If you don't return to work in Texas and Iowa because you fear getting sick from the coronavirus you risk losing unemployment benefits.
That's the directive from the respective states' two Republican governors, who separately issued guidelines to that effect as part of an effort to reopen their economies despite warnings from public health officials.
In Iowa, Gov. Kim Reynolds announced last Friday that anyone in the state refusing to return to work due to concerns over contracting Covid-19, which has as of press time killed over 59,000 Americans, would be considered as a "voluntary quit" from their job and ineligible for unemployment benefits.
"If you're an employer and you offer to bring your employee back to work and they decide not to, that's a voluntary quit," said Reynolds. "Therefore, they would not be eligible for the unemployment money."
In a guidance memo issued Monday, the Iowa Workforce Development agency urged employers to turn in workers who choose to prioritize their personal health and safety over demands they return to work.
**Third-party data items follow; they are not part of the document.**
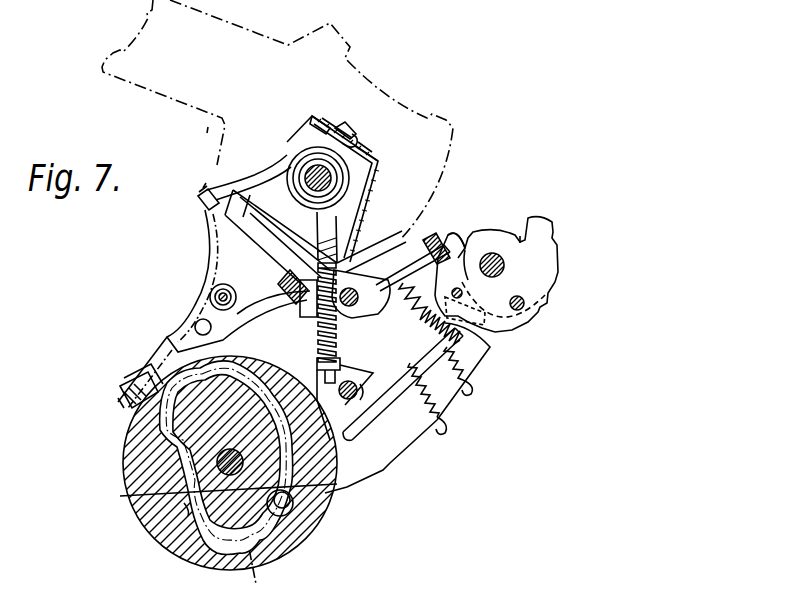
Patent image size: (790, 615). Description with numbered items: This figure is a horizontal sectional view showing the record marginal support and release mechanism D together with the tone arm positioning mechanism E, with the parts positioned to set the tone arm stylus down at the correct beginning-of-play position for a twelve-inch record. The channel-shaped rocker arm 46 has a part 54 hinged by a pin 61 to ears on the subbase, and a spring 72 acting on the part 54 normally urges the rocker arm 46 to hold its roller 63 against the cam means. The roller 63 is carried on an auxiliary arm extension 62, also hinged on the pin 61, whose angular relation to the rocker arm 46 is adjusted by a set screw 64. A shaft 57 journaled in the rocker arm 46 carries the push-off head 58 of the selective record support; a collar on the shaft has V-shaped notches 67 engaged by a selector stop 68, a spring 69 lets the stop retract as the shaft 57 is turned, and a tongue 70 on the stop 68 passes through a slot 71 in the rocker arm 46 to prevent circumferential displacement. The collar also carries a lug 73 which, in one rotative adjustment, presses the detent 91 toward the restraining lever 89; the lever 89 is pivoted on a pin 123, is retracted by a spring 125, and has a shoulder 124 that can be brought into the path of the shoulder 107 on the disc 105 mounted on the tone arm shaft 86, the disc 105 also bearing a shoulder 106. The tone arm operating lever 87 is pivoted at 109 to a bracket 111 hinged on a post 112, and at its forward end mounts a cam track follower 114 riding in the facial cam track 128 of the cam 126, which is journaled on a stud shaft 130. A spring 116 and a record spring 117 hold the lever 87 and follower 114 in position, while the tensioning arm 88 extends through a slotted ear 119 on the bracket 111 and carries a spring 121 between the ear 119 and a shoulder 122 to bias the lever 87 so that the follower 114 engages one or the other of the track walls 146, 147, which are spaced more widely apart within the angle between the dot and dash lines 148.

The push-off head 58 is at (350, 45).
The rocker arm 46 is at (317, 114).
The lug 73 is at (330, 124).
The tongue 70 is at (350, 143).
The slot 71 is at (360, 141).
The shaft 57 is at (373, 161).
The V-shaped notches 67 is at (300, 158).
The selector stop 68 is at (335, 178).
The spring 69 is at (304, 172).
The tensioning arm 88 is at (338, 236).
The detent 91 is at (218, 185).
The record marginal support and release mechanism D is at (208, 181).
The pin 61 is at (200, 197).
The part of rocker arm 54 is at (203, 247).
The auxiliary arm extension 62 is at (216, 268).
The spring 72 is at (212, 299).
The set screw 64 is at (194, 327).
The roller 63 is at (127, 407).
The shoulder 122 is at (284, 260).
The spring 121 is at (320, 328).
The slotted ear 119 is at (338, 362).
The pin 123 is at (336, 316).
The spring 125 is at (360, 305).
The restraining lever 89 is at (360, 286).
The shoulder 107 is at (438, 236).
The shoulder 124 is at (452, 236).
The disc 105 is at (556, 284).
The shoulder 106 is at (518, 224).
The tone arm shaft 86 is at (504, 264).
The bracket 111 is at (401, 378).
The tone arm positioning mechanism E is at (422, 325).
The pivot 109 is at (432, 416).
The record spring 117 is at (450, 424).
The spring 116 is at (456, 338).
The post 112 is at (362, 404).
The tone arm operating lever 87 is at (394, 462).
The dot and dash lines 148 is at (277, 590).
The cam 126 is at (136, 463).
The cam track 128 is at (193, 527).
The stud shaft 130 is at (210, 431).
The cam track follower 114 is at (274, 498).
The cam track wall 146 is at (206, 496).
The cam track wall 147 is at (186, 505).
"Businesses should report employees who refuse to return to work without good reason or who quit their jobs as soon as possible," the memo declared.
Texas Gov. Greg Abbot on Monday issued an order reopening his state's economy for May 1, meaning Texans who do not return to work could also lose access to unemployment benefits.
"I feel like either I'm going to lose my business and everything I worked for, or I'm going to get sick," restaurant owner Kimberly West told the Texas Tribune of the governor's decision.
In comments to the Tribune, Texas AFL-CIO president Rick Levy said he was angered by the governor's decision.
"It makes me so mad that [the governor's office] talks about, 'If workers aren't feeling good, they should stay home'" said Levy. "That would be a lot easier to do if you had sick-leave benefits, but the state has consistently refused to provide any paid leave at all."
As Slate's Elliot Hannon wrote Wednesday, the treatment of workers is part of Covid-19's unequal impacts on people of differing economic circumstances around the country.
"As has been the case throughout the pandemic so far, those bearing the economic brunt of the virus have been the country's paycheck-to-paycheck class, which is far larger than you'd think," wrote Hannon. "The fervor to reopen — whether it's safe or not — will compel these workers to put themselves between the virus and people sitting on Zoom calls and ordering deliveries online."